O maior alerta do FMI está precisamente nos fatores que tornam a tokenização apelativa. Automated margin calls (chamadas de margem automáticas), real-time settlement (liquidação em tempo real) e programmable financial flows (fluxos financeiros programáveis) podem fazer com que a tensão de liquidez se propague quase instantaneamente. Quando a volatilidade aumenta muito, o mercado pode já não ter tempo suficiente para se ajustar por si.

Num sistema tradicional, a latência por vezes funciona como uma camada natural de absorção de choques. Ordens que não são imediatamente correspondidas, processos de liquidação mais longos e a participação de intermediários criam uma margem para que os investidores reequilibrem as suas posições. Na infraestrutura tokenizada, essa margem fica significativamente mais fina.

Como resultado, o risco pode atravessar múltiplas ligações ao mesmo tempo. Um choque de preços ou uma forte vaga de retirada de liquidez já não é retido em cada camada intermediária. Pode ativar uma reação em cadeia por toda a rede num período muito curto.

Falhas de código e desenho do sistema são riscos centrais

O FMI também sublinha que o risco técnico não está apenas na superfície. Erros nos smart contracts, falhas no desenho da infraestrutura ou mecanismos de governação deficientes podem afetar simultaneamente vários participantes do mercado. Quando a lógica central do sistema falha, o prejuízo não fica confinado a uma única entidade.

Este é o grande diferencial entre o risco operacional na TradFi e o DeFi-style infrastructure (infraestrutura de estilo finanças descentralizadas). No modelo antigo, as falhas internas de cada organização tendem a ficar isoladas, pelo menos em parte. No modelo novo, a mesma camada de código pode ser a backbone (espinha dorsal) de uma série de produtos, fazendo com que o risco seja mais concentrado do que se imaginava.

Risco de fragmentação entre plataformas de tokenização

Outro problema que o FMI destaca em particular é a fragmentation (fragmentação) do futuro sistema financeiro. Plataformas de tokenização podem operar com padrões diferentes, regras diferentes e diferentes camadas de ativos dados em garantia. Na falta de um padrão comum, a liquidez será dividida e o efeito de rede enfraquecerá.

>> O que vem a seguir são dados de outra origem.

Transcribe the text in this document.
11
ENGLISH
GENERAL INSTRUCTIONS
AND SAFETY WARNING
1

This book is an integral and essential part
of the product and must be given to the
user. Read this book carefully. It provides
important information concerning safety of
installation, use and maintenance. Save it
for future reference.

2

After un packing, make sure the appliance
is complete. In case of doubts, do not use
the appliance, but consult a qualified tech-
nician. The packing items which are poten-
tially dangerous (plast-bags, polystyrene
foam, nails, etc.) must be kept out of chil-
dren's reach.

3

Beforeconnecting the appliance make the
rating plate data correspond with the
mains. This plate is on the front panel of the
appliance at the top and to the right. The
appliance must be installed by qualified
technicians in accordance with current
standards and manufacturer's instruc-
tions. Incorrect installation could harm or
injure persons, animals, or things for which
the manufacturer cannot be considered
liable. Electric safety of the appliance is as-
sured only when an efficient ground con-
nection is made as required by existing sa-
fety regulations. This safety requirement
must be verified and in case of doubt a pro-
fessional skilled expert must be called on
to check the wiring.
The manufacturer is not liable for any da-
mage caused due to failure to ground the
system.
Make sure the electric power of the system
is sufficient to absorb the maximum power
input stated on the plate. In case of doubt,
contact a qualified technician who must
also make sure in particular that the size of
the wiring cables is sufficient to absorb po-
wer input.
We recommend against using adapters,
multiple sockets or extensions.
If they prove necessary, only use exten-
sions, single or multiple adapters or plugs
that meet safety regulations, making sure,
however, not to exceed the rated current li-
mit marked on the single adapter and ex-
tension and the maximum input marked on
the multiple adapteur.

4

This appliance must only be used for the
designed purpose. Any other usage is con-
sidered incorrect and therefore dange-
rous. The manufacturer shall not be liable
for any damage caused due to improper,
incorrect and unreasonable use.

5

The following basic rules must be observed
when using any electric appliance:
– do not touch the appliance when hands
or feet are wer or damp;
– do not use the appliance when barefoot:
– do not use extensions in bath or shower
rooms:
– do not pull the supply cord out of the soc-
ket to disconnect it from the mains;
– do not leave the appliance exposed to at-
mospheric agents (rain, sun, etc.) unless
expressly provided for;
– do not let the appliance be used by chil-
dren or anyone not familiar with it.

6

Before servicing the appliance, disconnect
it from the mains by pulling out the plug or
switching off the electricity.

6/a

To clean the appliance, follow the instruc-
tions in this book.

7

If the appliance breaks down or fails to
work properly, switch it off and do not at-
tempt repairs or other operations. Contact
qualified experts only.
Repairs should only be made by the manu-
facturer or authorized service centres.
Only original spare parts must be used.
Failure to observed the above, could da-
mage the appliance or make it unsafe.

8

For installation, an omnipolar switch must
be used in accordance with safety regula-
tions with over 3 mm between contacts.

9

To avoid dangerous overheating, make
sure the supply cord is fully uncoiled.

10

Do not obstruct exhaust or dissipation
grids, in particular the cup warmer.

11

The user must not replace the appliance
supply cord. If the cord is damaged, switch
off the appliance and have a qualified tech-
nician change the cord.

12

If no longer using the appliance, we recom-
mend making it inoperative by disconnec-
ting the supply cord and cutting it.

Este problema é ainda mais complexo ao nível transfronteiriço. Stablecoins, tokenized deposits (depósitos tokenizados) e CBDC (moedas digitais do banco central) estão a competir para se tornarem a camada de pagamentos dominante. Quando existem vários tipos de “moeda digital” mas não são totalmente compatíveis, o risco de fragmentação do sistema aumenta rapidamente.

Para decisores políticos, este é um problema que não pode ser resolvido com um conjunto de regras local. O capital digital opera através de fronteiras, enquanto o enquadramento legal continua fragmentado por países e regiões. Se os padrões de supervisão não forem sincronizados, a tokenização pode expandir-se mais depressa do que a capacidade de gestão do risco das entidades reguladoras.

O equilíbrio entre inovação e estabilidade determinará a trajetória do mercado

O FMI não nega os benefícios de eficiência que a tokenização pode trazer. O problema está no facto de o mercado entrar numa fase em que os benefícios operacionais e os riscos sistémicos avançam em simultâneo. Nessa altura, a qualidade do desenho dos mecanismos e a capacidade de regulação vão determinar se a tokenização será um impulso ou uma nova fonte de instabilidade.

No curto prazo, a tendência de tokenização de ativos do mundo real continuará muito provavelmente a expandir-se, impulsionada pelo rendimento atrativo dos títulos do Governo dos EUA e pela necessidade de otimizar os pagamentos. No médio prazo, a corrida passa para padrões de infraestrutura, interoperabilidade e modelos de controlo do risco. Quem controlar a camada de settlement terá uma vantagem significativa no próximo ciclo de infraestrutura.

Do ponto de vista do fluxo de capital, a mensagem do FMI é um lembrete claro de que as finanças tokenizadas não são apenas uma narrative tecnológica. Está gradualmente a tornar-se uma nova camada de infraestrutura do mercado, com impacto direto na liquidez, no endividamento e na estabilidade financeira. À medida que a escala dos RWA on-chain continuar a inchar, quaisquer erros no desenho do sistema ficarão muito mais caros.